La sua visita è finita nel carcere di Palmasola, il più’ popolato della Bolivia. Ha sentito i testimoni dei reclusi e ha condiviso con loro l’essere perdonato. Ha detto che anche lui fa degli errori e deve fare penitenza. Per l’ennesima volta Francesco ha ripetuto un concetto chiave della sua visita in Latinoamerica: no all’esclusione. A Palmasola ha detto: «reclusione non è lo stesso che esclusione».

 

La visita del Papa in Bolivia ci lascia tantissimi richiami per riflettere e vivere. In chiave di riconciliazione e rinnovamento se ne possono rilevare due.
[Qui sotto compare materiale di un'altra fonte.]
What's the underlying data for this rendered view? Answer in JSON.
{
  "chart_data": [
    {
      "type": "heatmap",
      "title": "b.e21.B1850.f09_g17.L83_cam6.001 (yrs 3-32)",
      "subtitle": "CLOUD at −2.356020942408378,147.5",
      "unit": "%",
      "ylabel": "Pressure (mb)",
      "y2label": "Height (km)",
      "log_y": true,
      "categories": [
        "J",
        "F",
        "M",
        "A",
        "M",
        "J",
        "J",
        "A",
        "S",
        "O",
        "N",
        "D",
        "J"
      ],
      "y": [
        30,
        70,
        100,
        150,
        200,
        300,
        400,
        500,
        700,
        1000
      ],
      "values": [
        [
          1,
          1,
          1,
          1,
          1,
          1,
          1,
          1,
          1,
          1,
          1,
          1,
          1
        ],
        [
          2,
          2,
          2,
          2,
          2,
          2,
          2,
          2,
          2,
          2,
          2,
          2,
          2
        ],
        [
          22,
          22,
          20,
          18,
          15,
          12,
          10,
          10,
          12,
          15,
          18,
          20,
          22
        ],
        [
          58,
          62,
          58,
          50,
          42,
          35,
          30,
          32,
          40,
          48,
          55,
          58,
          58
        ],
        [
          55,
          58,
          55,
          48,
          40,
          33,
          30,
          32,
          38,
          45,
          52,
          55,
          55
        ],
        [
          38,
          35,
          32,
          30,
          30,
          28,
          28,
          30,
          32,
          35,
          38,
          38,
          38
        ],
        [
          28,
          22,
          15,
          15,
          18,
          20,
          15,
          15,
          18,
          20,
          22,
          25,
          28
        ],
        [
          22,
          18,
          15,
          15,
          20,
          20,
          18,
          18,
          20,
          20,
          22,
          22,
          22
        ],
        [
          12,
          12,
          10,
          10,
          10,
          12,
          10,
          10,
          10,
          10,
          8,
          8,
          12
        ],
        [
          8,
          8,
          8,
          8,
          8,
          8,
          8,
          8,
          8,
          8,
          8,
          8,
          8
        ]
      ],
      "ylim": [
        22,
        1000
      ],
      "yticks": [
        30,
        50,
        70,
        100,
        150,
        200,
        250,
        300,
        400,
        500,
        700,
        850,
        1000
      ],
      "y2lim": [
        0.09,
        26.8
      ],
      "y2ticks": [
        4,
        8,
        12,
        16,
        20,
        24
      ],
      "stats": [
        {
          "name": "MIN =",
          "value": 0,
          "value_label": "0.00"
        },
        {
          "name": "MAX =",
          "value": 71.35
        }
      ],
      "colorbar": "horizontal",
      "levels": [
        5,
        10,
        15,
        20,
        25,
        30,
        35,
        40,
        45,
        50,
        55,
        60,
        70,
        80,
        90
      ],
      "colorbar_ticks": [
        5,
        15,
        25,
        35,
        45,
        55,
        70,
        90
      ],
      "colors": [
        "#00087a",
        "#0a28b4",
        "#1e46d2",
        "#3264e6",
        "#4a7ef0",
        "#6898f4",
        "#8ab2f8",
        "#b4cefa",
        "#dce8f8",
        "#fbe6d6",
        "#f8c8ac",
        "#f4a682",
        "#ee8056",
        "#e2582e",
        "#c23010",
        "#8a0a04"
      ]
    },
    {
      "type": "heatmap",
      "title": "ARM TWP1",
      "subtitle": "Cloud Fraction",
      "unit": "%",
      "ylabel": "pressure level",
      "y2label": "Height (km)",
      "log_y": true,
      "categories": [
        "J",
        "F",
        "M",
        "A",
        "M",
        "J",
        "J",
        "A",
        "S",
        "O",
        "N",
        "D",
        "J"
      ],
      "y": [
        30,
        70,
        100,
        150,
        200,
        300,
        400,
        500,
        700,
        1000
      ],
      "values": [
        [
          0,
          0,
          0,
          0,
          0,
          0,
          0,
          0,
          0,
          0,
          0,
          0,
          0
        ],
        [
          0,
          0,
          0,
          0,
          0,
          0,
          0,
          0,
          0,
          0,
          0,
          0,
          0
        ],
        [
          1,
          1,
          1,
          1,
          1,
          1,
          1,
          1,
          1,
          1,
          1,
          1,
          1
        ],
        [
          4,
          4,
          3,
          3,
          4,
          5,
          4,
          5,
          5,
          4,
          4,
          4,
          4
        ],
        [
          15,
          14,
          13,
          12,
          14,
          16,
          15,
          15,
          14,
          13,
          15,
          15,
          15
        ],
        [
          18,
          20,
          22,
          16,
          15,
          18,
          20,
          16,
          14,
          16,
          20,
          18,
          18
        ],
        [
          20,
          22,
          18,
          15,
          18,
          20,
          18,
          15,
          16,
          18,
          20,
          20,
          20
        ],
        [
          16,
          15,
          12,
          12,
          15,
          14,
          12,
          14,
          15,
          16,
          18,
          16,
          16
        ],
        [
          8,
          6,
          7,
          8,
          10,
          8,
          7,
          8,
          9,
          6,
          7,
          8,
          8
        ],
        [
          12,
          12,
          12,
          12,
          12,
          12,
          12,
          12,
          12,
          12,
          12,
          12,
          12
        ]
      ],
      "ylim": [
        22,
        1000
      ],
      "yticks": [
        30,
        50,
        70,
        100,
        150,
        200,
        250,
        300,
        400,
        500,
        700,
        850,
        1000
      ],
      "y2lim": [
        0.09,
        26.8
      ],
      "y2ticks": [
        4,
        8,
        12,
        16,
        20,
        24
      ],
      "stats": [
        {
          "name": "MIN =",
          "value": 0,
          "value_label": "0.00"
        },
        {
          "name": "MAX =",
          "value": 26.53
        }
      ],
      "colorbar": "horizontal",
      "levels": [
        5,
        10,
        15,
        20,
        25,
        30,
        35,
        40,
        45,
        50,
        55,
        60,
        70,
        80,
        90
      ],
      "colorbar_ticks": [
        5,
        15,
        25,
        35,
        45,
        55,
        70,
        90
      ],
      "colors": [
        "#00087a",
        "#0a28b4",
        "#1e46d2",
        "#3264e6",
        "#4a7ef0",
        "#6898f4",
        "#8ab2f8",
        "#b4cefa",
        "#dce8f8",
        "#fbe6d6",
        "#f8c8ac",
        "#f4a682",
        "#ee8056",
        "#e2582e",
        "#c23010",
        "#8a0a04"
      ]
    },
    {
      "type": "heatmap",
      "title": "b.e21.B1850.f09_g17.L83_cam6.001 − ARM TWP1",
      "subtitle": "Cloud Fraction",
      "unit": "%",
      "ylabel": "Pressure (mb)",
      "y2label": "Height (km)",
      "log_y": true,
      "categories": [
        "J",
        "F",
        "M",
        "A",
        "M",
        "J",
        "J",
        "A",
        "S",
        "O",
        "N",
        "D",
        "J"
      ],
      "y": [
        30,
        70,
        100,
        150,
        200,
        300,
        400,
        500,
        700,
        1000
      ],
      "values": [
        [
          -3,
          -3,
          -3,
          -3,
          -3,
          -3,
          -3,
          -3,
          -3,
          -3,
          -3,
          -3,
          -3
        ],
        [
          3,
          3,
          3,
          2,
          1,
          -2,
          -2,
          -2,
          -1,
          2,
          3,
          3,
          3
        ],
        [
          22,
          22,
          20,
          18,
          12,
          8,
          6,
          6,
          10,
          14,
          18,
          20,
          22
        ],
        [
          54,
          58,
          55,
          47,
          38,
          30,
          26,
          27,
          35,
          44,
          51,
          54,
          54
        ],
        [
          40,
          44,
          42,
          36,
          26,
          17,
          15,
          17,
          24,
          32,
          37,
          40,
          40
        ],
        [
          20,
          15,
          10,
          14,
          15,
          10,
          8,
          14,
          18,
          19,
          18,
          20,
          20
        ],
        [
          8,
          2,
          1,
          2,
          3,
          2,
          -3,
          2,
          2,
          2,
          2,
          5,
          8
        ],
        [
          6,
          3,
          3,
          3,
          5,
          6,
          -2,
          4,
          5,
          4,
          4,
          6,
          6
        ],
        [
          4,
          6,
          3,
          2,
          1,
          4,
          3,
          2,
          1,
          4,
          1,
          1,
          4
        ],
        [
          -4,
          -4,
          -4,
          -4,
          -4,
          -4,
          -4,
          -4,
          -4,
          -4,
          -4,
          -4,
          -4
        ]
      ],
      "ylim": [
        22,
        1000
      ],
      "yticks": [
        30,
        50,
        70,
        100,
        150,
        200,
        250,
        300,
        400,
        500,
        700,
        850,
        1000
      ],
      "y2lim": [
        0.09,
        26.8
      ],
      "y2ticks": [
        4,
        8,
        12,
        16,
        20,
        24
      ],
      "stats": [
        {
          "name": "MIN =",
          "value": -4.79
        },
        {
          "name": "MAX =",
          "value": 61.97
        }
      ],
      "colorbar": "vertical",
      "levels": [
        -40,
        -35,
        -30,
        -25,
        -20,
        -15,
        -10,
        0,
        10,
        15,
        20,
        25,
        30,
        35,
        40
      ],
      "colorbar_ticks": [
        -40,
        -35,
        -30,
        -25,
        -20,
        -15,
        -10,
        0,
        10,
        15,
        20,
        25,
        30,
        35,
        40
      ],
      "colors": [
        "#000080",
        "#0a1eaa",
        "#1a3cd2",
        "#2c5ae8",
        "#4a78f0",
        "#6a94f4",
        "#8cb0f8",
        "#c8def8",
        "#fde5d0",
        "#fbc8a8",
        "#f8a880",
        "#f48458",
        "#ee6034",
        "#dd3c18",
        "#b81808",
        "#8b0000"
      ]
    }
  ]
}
Il primo, che sottolinea ancora una volta con chiarezza e forza al popolo cattolico l’urgenza di vivere la sua opzione preferenziale per i poveri: questo motto della Chiesa latinoamericana dato in Puebla (1979) ci ricorda che il Vangelo porta la buona notizia a tutti, ma soprattutto agli esclusi e scartati della società.

 

Tra l’altro l’ha sottolineato appena arrivato in terra boliviana: «Mi piacerebbe incoraggiare la vocazione dei discepoli di Cristo a comunicare la gioia del Vangelo, ad essere sale della terra e luce del mondo (…) a partire dalla sua opzione preferenziale ed evangelica per gli ultimi, per gli scartati, per gli esclusi: questa è l’opzione preferenziale della Chiesa».

 

Il secondo è una consegna al popolo boliviano: darsi da fare per generare quella unità che è una multiforme armonia. «La Bolivia sta attraversando un momento storico: la politica, il mondo della cultura, le religioni sono parte di questa bella sfida dell'unità. In questa terra dove lo sfruttamento, l'avidità, i molteplici egoismi e le prospettive settarie hanno oscurato la storia, oggi può essere il tempo dell’integrazione. Bisogna camminare su questa strada. Oggi la Bolivia è capace, con la sua ricchezza, di creare nuove sintesi culturali. Come sono belli i Paesi che superano la diffidenza malsana e integrano i diversi, e che fanno di questa integrazione un nuovo fattore di sviluppo! Che bello quando sono pieni di spazi che collegano, interagiscono, favoriscono il riconoscimento dell’altro! La Bolivia, nell'integrazione e nella sua ricerca di unità, è chiamata ad essere “questa multiforme armonia che attrae” sulla strada verso il consolidamento della patria grande».